憐春君掩唇笑起來:「我可不期待誰來救我。」
迷蹤婆冷笑一聲:「迷魂公,現在該看你的本事了。」
「嘿嘿。」乾瘦老頭故技重施,也從燈籠後面走了出來,悄無聲息地和乾瘦的老太太並肩而立,笑起來露出缺了幾顆的殘牙,「好,我都快等不及了。」
「雖然一不小心多抓了一個,不過也不要緊,多多益善,大家一起上路,總好過孤家寡人。」
他忽然踮著腳尖抬起手,打算去摸那個燈籠。
「哎!」張小寶直覺有古怪,來不及思考,直接沖了上去,想要阻止他摸那個燈籠。
「這傢伙居然是跟敖金彧一個型別的莽夫嗎?」殷北目光有些複雜,「這種場合居然也敢衝上去?」
「哎呀,大概就是手比腦子先動的型別吧。」憐春君無奈笑起來。
可惜張小寶的抵抗沒有起到任何作用,他像一陣穿堂風一樣毫不停留地從燈籠上穿過去,只讓它原地打了個轉。
「嘿嘿,何必白費功夫。」迷魂公露出笑意,像在嘲笑他的不自量力,「或許對你而言,這還是好事呢。」
那個燈籠在他手中旋轉起來,一瞬間讓人頭昏眼花,對魂魄產生了莫大的拉扯力。
迷魂公搖頭晃腦地顯擺起來:「小鬼,你可知道魂魄的弱點是什麼?」
張小寶居然還十分配合地試著猜了猜:「太陽?」
迷魂公嗤笑一聲:「蠢貨,是前程往事。」
他話音剛落,張小寶來不及反應就被扯進了新的場景裡,光線的轉變讓他一時間有些難以睜眼。
迷魂公沙啞難聽的聲音遠遠傳來:「倘若往事可追、可改、可回,你打算怎麼改起?」
張小寶捂著腦袋頭痛欲裂,正要開口,客廳傳來一聲呼喚:「小寶,小寶,吃飯了!今天燒了你最愛吃的紅燒帶魚!」
張小寶傻了眼,他茫然往四周一看,剛剛的一切彷彿南柯一夢,什麼廢棄工廠、邪門老頭老太、詭異白燈籠全都消失不見,他現在分明還在自己房間裡!
可他工作以來,早就已經從外公外婆家裡搬出去了啊!
張小寶遲疑了一瞬,飛快跳下床鋪,站到桌子前翻找出一面鏡子一照——他頂著一頭還算乖巧的黑毛,看起來比現在年輕不少,是他高中時期。

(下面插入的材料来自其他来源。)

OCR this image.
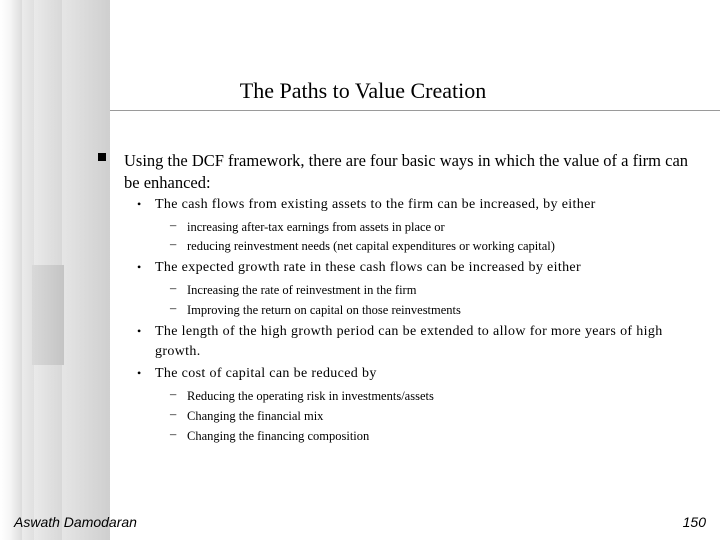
The Paths to Value Creation
Using the DCF framework, there are four basic ways in which the value of a firm can be enhanced:
• The cash flows from existing assets to the firm can be increased, by either
– increasing after-tax earnings from assets in place or
– reducing reinvestment needs (net capital expenditures or working capital)
• The expected growth rate in these cash flows can be increased by either
– Increasing the rate of reinvestment in the firm
– Improving the return on capital on those reinvestments
• The length of the high growth period can be extended to allow for more years of high growth.
• The cost of capital can be reduced by
– Reducing the operating risk in investments/assets
– Changing the financial mix
– Changing the financing composition
Aswath Damodaran	150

張小寶的高中時期辨識度很高,他那時候慘遭青春痘折磨,跟所有美好愛情都擦肩而過,看著鏡子裡那張陌生又熟悉的臉,張小寶嘴唇抖了抖……
然而還沒等他感動起來,房間的門已經被人推開,老人又叫了他幾聲:「小寶,別照鏡子了,吃飯了,好看得很,那些痘痘沒事的。」
張小寶下意識把鏡子一按,有些呆滯地扭頭看過去:「外婆……」
他的視線剛剛落過去,又把嘴閉上了——屋子的角落裡,掛著他媽媽的黑白相片。
他高中的時候,他媽已經走了好幾年了。
外婆沒注意到他的異常,拉了他一把:「吃飯吧,你不是說吃完飯要給你爸打個電話嗎?」
外婆臉上露出些許笑意,「問問他將來念什麼學校,總要問問的,他是你爸爸嘛。」
張小寶沉默下來,原來是這個意思。
他現在能給張撼山打個電話,能把當初關於「挖掘機」的誤會解開,原來他回到了這個時間點。
「可解開了,他也還是會死,只是不知道死前會不會少點不甘心?」
迷魂公的聲音彷彿響在他耳邊,張小寶十分警覺,猛地轉身卻什麼都沒看到。
「小寶?小寶你怎麼了?」外婆露出擔憂的神色,但張小寶依然執著地尋找著迷魂公的身影。